Anni verzamelde haar krachten en vertelde verder. ‘Kennelijk woonde hij in de Tuin…’ zei ze.
‘Oké,’ zei Phil, en er voer een huivering door hem heen bij haar woorden. ‘Maar de Tuin was een commune. Die is… jaren geleden al verdwenen.’
‘Daar weet ik niks van. Hij zei dat hij daar woonde. De Tuin.’
Phil probeerde de gretigheid, de wanhoop niet in zijn stem te laten doorklinken. ‘Heeft hij gezegd waar dat was? Hoe het er was?’
‘Hij zei dat het… van metaal was. Helemaal van metaal.’
‘Metaal? Bedoel je vanbinnen?’
‘Altijd binnen, zei hij. Nooit buiten. Dat was een van de redenen waarom hij zo bang was toen hij hierheen werd gebracht. Hij zei dat hij nog nooit buiten was geweest. Zo zei hij het niet precies, maar dat bedoelde hij.’
‘Mijn god…’
‘Ja. Hij zei dat het licht hun vertelde wanneer ze moesten opstaan en wanneer ze naar bed moesten.’
‘Het licht?’
‘Kunstlicht, vermoedden wij.’
‘Was het misschien… ondergronds? Heeft hij aanwijzingen gegeven over waar die plek kan zijn?’

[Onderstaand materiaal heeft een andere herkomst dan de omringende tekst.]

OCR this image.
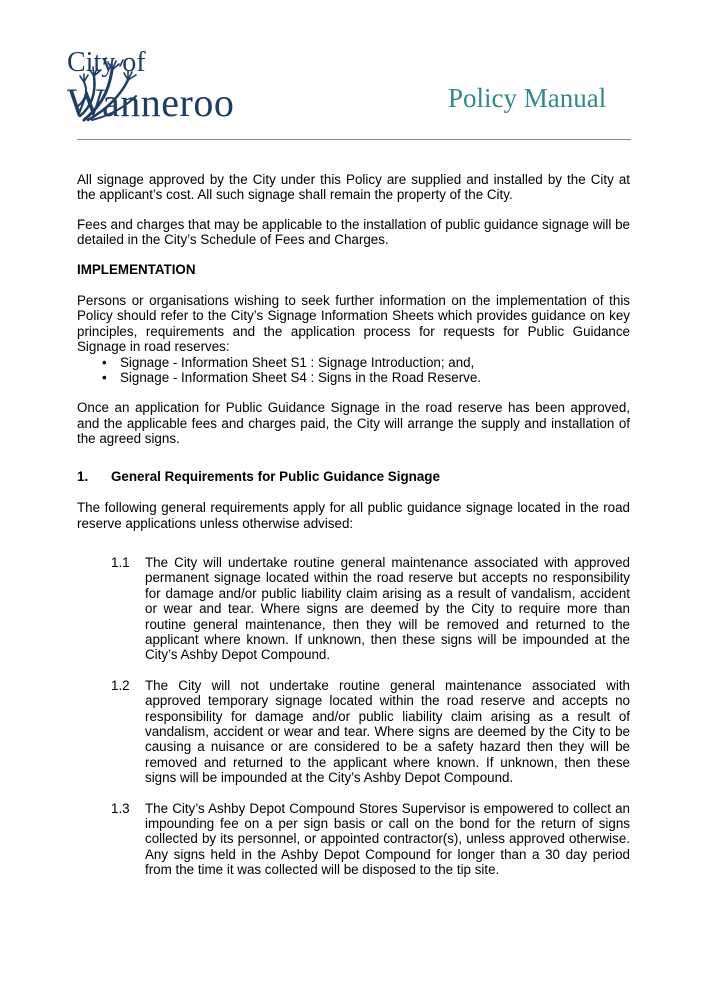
City of
Wanneroo	Policy Manual

All signage approved by the City under this Policy are supplied and installed by the City at the applicant’s cost. All such signage shall remain the property of the City.

Fees and charges that may be applicable to the installation of public guidance signage will be detailed in the City’s Schedule of Fees and Charges.

IMPLEMENTATION

Persons or organisations wishing to seek further information on the implementation of this Policy should refer to the City’s Signage Information Sheets which provides guidance on key principles, requirements and the application process for requests for Public Guidance Signage in road reserves:

• Signage - Information Sheet S1 : Signage Introduction; and,
• Signage - Information Sheet S4 : Signs in the Road Reserve.

Once an application for Public Guidance Signage in the road reserve has been approved, and the applicable fees and charges paid, the City will arrange the supply and installation of the agreed signs.

1.	General Requirements for Public Guidance Signage

The following general requirements apply for all public guidance signage located in the road reserve applications unless otherwise advised:

1.1	The City will undertake routine general maintenance associated with approved permanent signage located within the road reserve but accepts no responsibility for damage and/or public liability claim arising as a result of vandalism, accident or wear and tear. Where signs are deemed by the City to require more than routine general maintenance, then they will be removed and returned to the applicant where known. If unknown, then these signs will be impounded at the City’s Ashby Depot Compound.
1.2	The City will not undertake routine general maintenance associated with approved temporary signage located within the road reserve and accepts no responsibility for damage and/or public liability claim arising as a result of vandalism, accident or wear and tear. Where signs are deemed by the City to be causing a nuisance or are considered to be a safety hazard then they will be removed and returned to the applicant where known. If unknown, then these signs will be impounded at the City’s Ashby Depot Compound.
1.3	The City’s Ashby Depot Compound Stores Supervisor is empowered to collect an impounding fee on a per sign basis or call on the bond for the return of signs collected by its personnel, or appointed contractor(s), unless approved otherwise. Any signs held in the Ashby Depot Compound for longer than a 30 day period from the time it was collected will be disposed to the tip site.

Anni schudde haar hoofd. Ze trok een grimas. De beweging had haar pijn gedaan. ‘Nee. Hij zei alleen… dat… er veel gehoest werd. Mensen hoestten er altijd. Een hoop… Het klonk alsof ze niet lang leefden.’
Phil ging achteroverzitten en probeerde te verwerken wat ze had gezegd, terwijl de woorden door zijn hoofd maalden.

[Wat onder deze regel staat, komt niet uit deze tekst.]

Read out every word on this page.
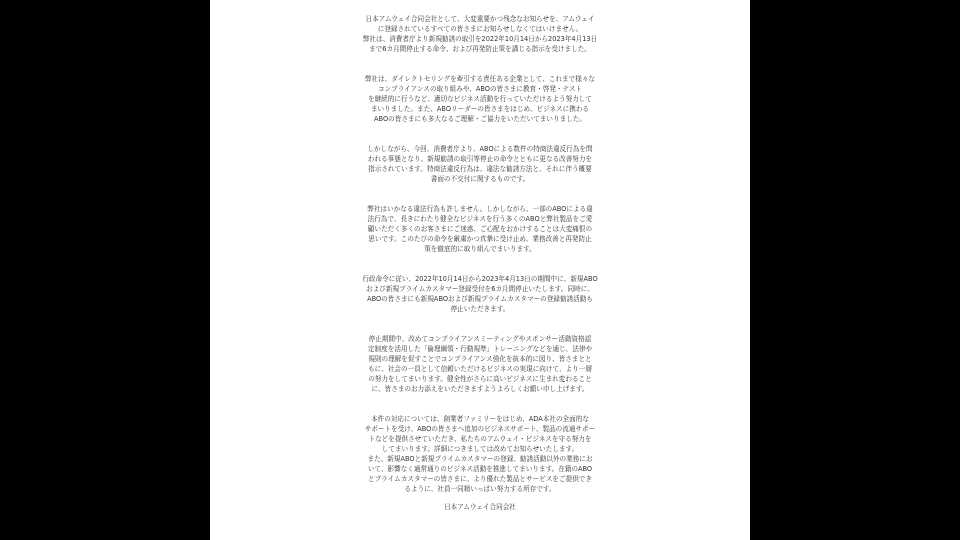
日本アムウェイ合同会社として、大変重要かつ残念なお知らせを、アムウェイ
に登録されているすべての皆さまにお知らせしなくてはいけません。
弊社は、消費者庁より新規勧誘の取引を2022年10月14日から2023年4月13日
まで6カ月間停止する命令、および再発防止策を講じる指示を受けました。

弊社は、ダイレクトセリングを牽引する責任ある企業として、これまで様々な
コンプライアンスの取り組みや、ABOの皆さまに教育・啓発・テスト
を継続的に行うなど、適切なビジネス活動を行っていただけるよう努力して
まいりました。また、ABOリーダーの皆さまをはじめ、ビジネスに携わる
ABOの皆さまにも多大なるご理解・ご協力をいただいてまいりました。

しかしながら、今回、消費者庁より、ABOによる数件の特商法違反行為を問
われる事態となり、新規勧誘の取引等停止の命令とともに更なる改善努力を
指示されています。特商法違反行為は、違法な勧誘方法と、それに伴う概要
書面の不交付に関するものです。

弊社はいかなる違法行為も許しません。しかしながら、一部のABOによる違
法行為で、長きにわたり健全なビジネスを行う多くのABOと弊社製品をご愛
顧いただく多くのお客さまにご迷惑、ご心配をおかけすることは大変痛恨の
思いです。このたびの命令を厳粛かつ真摯に受け止め、業務改善と再発防止
策を徹底的に取り組んでまいります。

行政命令に従い、2022年10月14日から2023年4月13日の期間中に、新規ABO
および新規プライムカスタマー登録受付を6カ月間停止いたします。同時に、
ABOの皆さまにも新規ABOおよび新規プライムカスタマーの登録勧誘活動も
停止いただきます。

停止期間中、改めてコンプライアンスミーティングやスポンサー活動資格認
定制度を活用した「倫理綱領・行動規準」トレーニングなどを通じ、法律や
規則の理解を促すことでコンプライアンス強化を抜本的に図り、皆さまとと
もに、社会の一員として信頼いただけるビジネスの実現に向けて、より一層
の努力をしてまいります。健全性がさらに高いビジネスに生まれ変わること
に、皆さまのお力添えをいただきますようよろしくお願い申し上げます。

本件の対応については、創業者ファミリーをはじめ、ADA本社の全面的な
サポートを受け、ABOの皆さまへ追加のビジネスサポート、製品の流通サポー
トなどを提供させていただき、私たちのアムウェイ・ビジネスを守る努力を
してまいります。詳細につきましては改めてお知らせいたします。
また、新規ABOと新規プライムカスタマーの登録、勧誘活動以外の業務にお
いて、影響なく通常通りのビジネス活動を推進してまいります。在籍のABO
とプライムカスタマーの皆さまに、より優れた製品とサービスをご提供でき
るように、社員一同精いっぱい努力する所存です。

日本アムウェイ合同会社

Hij keek weer naar haar. De inspanning van het praten had haar vermoeid. Ze sliep bijna. Hij wilde niet langer blijven, haar herstel niet in de weg staan. ‘Ik ga maar eens,’ zei hij.
Ze knikte slaperig.
‘Maar ik kom nog wel een keer bij je langs.’
Nog een trage knik. ‘Neem Mickey mee…’
‘Doe ik.’
Hij stond op, niet wetend of hij in haar hand moest knijpen of haar misschien op het voorhoofd moest kussen. Iets, in ieder geval, een menselijk gebaar om te laten zien dat hij om haar gaf. Hij kneep in haar hand. Ze glimlachte. En dommelde in.
Hij liet haar alleen.
Terwijl hij terugliep naar zijn auto, besefte hij dat hij de hele dag zijn voicemail nog niet had beluisterd. Hij pakte zijn toestel en belde. Luisterde. Zijn ogen werden groot en zijn gezichtsuitdrukking veranderde. Toen rende hij zo hard mogelijk naar zijn auto.